For the second day running, shares of Livent Corporation (NYSE:LTHM), a miner of lithium metal used in the production of electric car batteries, are running higher. Up 11% at one point this morning, Livent shares are hanging onto a 2.6% gain as of 3 p.m. EST.
Curiously, Livent probably owes its success today (and yesterday) to good news concerning its competitor, Albemarle (NYSE:ALB).
Yesterday, Albemarle caught an upgrade from the analysts at Loop Capital. In that note, Loop argued that after reviewing Albemarle's fourth-quarter earnings report, which came out in the middle of last month, it has become "incrementally more positive on ... Albemarle," reported TheFly.com this morning.
Both sales and earnings declined at Albemarle, for both Q4 and for 2020 as a whole. Nevertheless, Albemarle management forecast as much as a 6% increase in revenue for 2021, with at least the potential for earnings to grow as well. (Free cash flow, however, will go even more negative -- about $375 million at the midpoint of the estimates Albemarle provided.)

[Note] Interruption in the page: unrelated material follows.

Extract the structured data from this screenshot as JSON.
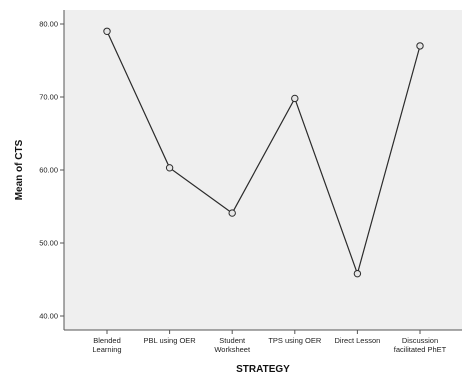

It seems to be Albemarle's sales growth that Loop is focusing on, and extrapolating from it, the analyst says it is also feeling more positive about the lithium industry in general -- not just Albemarle specifically.
Is that justified?
"With EV adoption accelerating globally," explains TheFly, Loop is getting better "visibility" into the potential for an "inflection" in the fundamentals of lithium production (i.e., the industry's ability to produce the stuff profitably). That being said, investors need to be aware that while Albemarle -- which was at least profitable last year -- is looking at potentially greater profits in 2021, Livent actually lost money in 2020. So while a mistake in Loop's thinking might only mean a bit less profit for Albemarle in 2021, a mistake in Livent's case could mean continued losses for that stock.
Long story short: The risk looks greater for Livent.